Having a parent who has AD also increases a person’s risk for developing the disease. Other factors being studied include alcohol abuse, inadequate or poor-quality sleep, depression, environment toxins (i.e., air pollution) and the presence of severe illness.

Can regular exercise help reduce the risk of AD? 

Regular physical activity promotes healthy brain aging and can help with the management of cardiovascular risk factors, which may lower one’s risk of developing AD. Brain health also is strongly linked to heart health, so exercise that is good for the heart is also good for the brain. 

Can diet stave off or prevent AD? 

Diet alone cannot prevent the development of AD. However, a combination of the Mediterranean and DASH diets shows promise in managing certain risk factors that can contribute to the development of AD.

To improve brain health, it’s important to incorporate green, leafy vegetables, whole grains, berries, fish and nuts while cutting down on red meat. 

It is important to remember that reducing risk does not necessarily mean preventing AD. You can reduce your risk but still develop AD, but you may develop it later in life or be less likely to develop it with certain lifestyle modifications.  

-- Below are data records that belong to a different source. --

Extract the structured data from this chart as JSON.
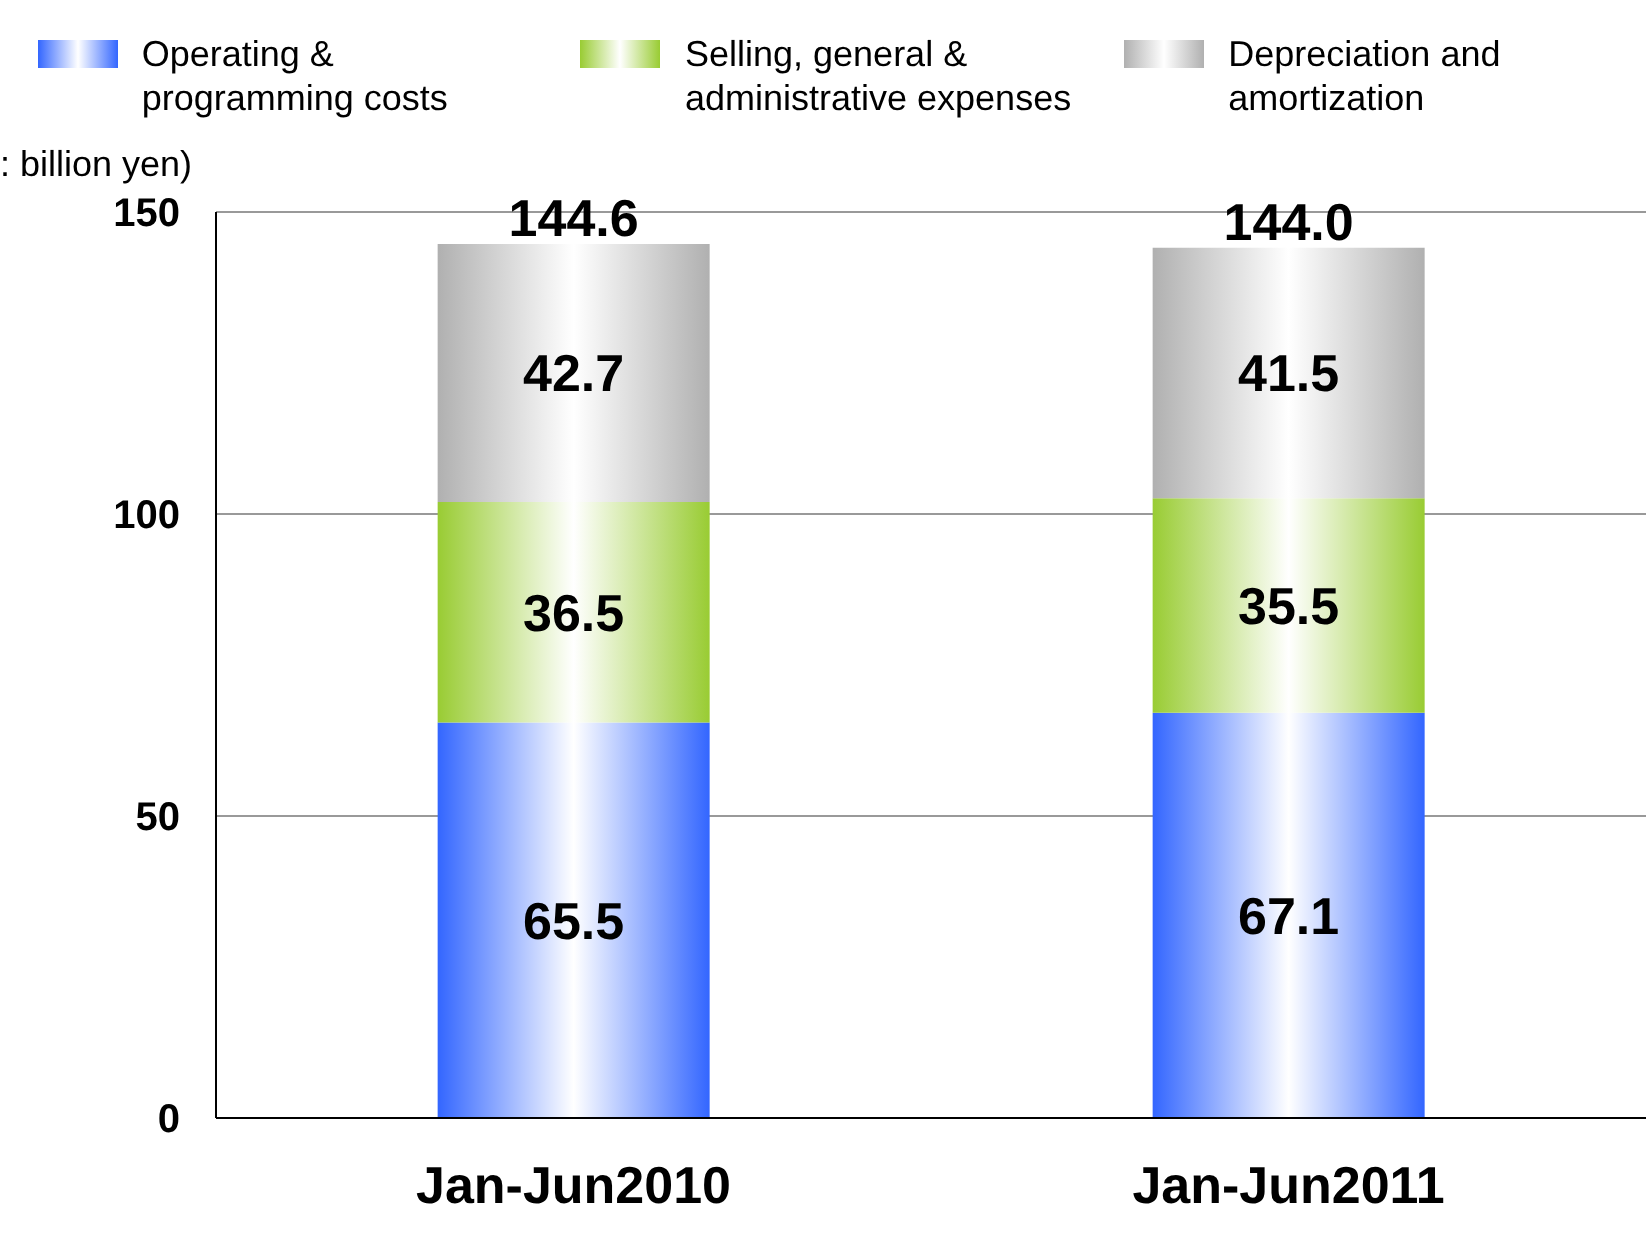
{
  "chart_data": {
    "type": "bar",
    "stacked": true,
    "ylabel": ": billion yen)",
    "categories": [
      "Jan-Jun2010",
      "Jan-Jun2011"
    ],
    "series": [
      {
        "name": "Operating & programming costs",
        "color": "#3366ff",
        "values": [
          65.5,
          67.1
        ]
      },
      {
        "name": "Selling, general & administrative expenses",
        "color": "#99cc33",
        "values": [
          36.5,
          35.5
        ]
      },
      {
        "name": "Depreciation and amortization",
        "color": "#b0b0b0",
        "values": [
          42.7,
          41.5
        ]
      }
    ],
    "totals": [
      "144.6",
      "144.0"
    ],
    "data_labels": true,
    "ylim": [
      0,
      150
    ],
    "yticks": [
      0,
      50,
      100,
      150
    ],
    "grid": "y",
    "legend": "top"
  }
}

Can cognitive activities help?

Cognitive exercise is important for maintaining good cognitive functioning throughout the lifespan, but research is mixed on the effectiveness of brain games in actually preventing dementias such as AD.

There are numerous workbooks, apps and websites that offer brain training exercises. I often tell patients that the key is choosing an activity you enjoy that is also mentally challenging, but not so challenging that it is discouraging. If the game or activity is too easy, you’re not really getting the benefit.

The key appears to be stimulating your brain in ways it isn't accustomed to, such as learning a new language or learning to play an instrument. 

The most important thing you can do is challenge your brain to work in new ways.